What is highest coefficient ofthe polynomial $t(t+1)(t+2) \cdots (t+n)$ for arbitrary $n$?

Question

How to find the coefficient of in the polynomial

$t(t+1)(t+2) \cdots (t+n)$ for arbitrary $n$

?

According to me it should be the sum of the products of the numbers from $1,2,\cdots,n$ taking $k$ at a time i.e. it is a sum of $n \choose k$ products. Now if this is true then how do I find out the highest coefficient in that expansion?I feel real trouble in that case.I take quite a few examples and observe that the coefficient of $t^2$ is the highest among all other if $n \geq 2$.But I can't prove it in general.

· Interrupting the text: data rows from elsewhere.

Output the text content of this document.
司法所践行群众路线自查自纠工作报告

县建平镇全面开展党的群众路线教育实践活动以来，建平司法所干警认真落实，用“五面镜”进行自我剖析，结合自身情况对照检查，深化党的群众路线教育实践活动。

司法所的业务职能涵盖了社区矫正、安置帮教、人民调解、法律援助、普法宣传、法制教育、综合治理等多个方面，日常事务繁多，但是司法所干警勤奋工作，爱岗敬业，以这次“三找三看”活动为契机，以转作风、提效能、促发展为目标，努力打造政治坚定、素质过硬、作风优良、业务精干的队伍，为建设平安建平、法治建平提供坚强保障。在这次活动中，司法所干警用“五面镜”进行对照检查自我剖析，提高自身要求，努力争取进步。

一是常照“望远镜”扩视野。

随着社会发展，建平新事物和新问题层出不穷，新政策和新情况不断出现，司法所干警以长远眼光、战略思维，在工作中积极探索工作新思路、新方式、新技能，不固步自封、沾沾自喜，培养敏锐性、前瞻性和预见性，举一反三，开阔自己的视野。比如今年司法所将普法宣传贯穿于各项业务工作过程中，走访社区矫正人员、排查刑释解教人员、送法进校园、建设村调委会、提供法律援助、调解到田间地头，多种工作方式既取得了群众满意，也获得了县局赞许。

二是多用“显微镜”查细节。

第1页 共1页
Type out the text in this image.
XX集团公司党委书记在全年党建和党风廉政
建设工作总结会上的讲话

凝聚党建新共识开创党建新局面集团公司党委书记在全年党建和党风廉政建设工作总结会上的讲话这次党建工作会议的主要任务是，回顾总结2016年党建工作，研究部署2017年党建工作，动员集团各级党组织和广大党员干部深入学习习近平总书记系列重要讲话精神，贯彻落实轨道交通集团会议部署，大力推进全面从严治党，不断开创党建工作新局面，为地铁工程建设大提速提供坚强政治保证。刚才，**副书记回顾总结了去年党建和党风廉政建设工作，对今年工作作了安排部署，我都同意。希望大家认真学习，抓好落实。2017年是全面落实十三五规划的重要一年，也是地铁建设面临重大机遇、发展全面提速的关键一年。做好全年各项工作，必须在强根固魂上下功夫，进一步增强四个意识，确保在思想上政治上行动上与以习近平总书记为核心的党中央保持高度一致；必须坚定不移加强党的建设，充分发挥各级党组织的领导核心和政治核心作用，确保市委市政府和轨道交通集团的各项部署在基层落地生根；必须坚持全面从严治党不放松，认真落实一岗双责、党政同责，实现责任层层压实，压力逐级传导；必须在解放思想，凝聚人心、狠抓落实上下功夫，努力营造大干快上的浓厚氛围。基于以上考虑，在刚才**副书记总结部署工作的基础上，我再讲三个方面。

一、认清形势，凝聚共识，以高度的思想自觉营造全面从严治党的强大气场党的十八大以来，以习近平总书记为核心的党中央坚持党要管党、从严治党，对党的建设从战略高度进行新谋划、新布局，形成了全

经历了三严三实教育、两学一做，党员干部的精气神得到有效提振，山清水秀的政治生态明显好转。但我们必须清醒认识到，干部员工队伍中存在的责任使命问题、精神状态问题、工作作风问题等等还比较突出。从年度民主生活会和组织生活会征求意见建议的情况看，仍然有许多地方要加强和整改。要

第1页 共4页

Please help me in proving this.

Thank you in advance.

Answer 1

Perhaps a missing index in here, but roughly this is:

$$ a_{k}=t^k \sum_{i=1}^{(n \ n+1-k)}\prod_{j \text{ in } C_i(n,n+1-k)} j $$

$C(n,k)$ is the set of all combinations of the integers from 1 to $n$, taking $k$ at each time, and $C_i$ is its $i$th element. The size of $C(n,k)$ is the binomial coefficient $(n \ k)=\frac{n!}{k!(n-k)!}$

$$ C(n,0)=\{\}\\ C(n,1)=\{\{1\},...,\{n\}\}\\ C(n,2)=\{\{1,2\},\{1,3\},...,\{n-2,n\},\{n-1,n\}\}\\ ...\\ C(n,n-1)=\{\{2,...n\},\{1,3,...,n\},\{1,...,n-2,n\},\{1,...,n-1\}\}\\ C(n,n)=\{\{1,...n\}\}\\ C(n,n+1)=\{\}\\ $$

Answer 2

So we have that $$ t\left( {t + 1} \right) \cdots \left( {t + n} \right) = t^{\,\overline {\,n + 1\,} } $$ and $$ t^{\,\overline {\,n + 1\,} } = \sum\limits_{\,\left( {1\, \leqslant } \right)\,k\,\left( { \leqslant \,n + 1} \right)} {\left[ \begin{gathered} n + 1 \\ k \\ \end{gathered} \right]t^{\,k} } $$

Now $$ P(k;\,q) = {1 \over {q!}}\left[ \matrix{ q \cr k \cr} \right] $$ is a discrete Probability distribution
(see for instance this post) whose raw first and second moment are $$ \eqalign{ & E\left[ k \right] = \sum\limits_{\left( {0\, \le } \right)\,g\,\left( { \le \,q} \right)} {{k \over {q!}}\left[ \matrix{ q \cr k \cr} \right]} = H(q) = \gamma + \psi (q + 1) \cr & E\left[ {k^{\,2} } \right] = \sum\limits_{\left( {0\, \le } \right)\,k} {{{k^{\,2} } \over {q!}}\left[ \matrix{ q \cr k \cr} \right] = } \left( {H_{\,q} ^2 + H_{\,q} - {{\pi ^2 } \over 6} + \psi ^{\left( 1 \right)} \left( {q + 1} \right)} \right) \cr} $$

Your question concerns the mode of $\left[ \matrix{ q \cr k \cr} \right]$ which coincides with that of $P(k;\,q)$, but I could not find sufficient information on line about this distribution and its characteristics.

Plotting some examples of $P(k;\,q)$ it comes out that it has quite a peaked and symmetric shape concentrated in the lower values of $k$ and that the mode remains very close to the mean.
So ${\rm mode}\,P(k;q) \approx H(q)$.

If you need a more analytical result, then you can try and interpolate $P(k;\,q)$ by a continuous function, which has a closed expression for the mode.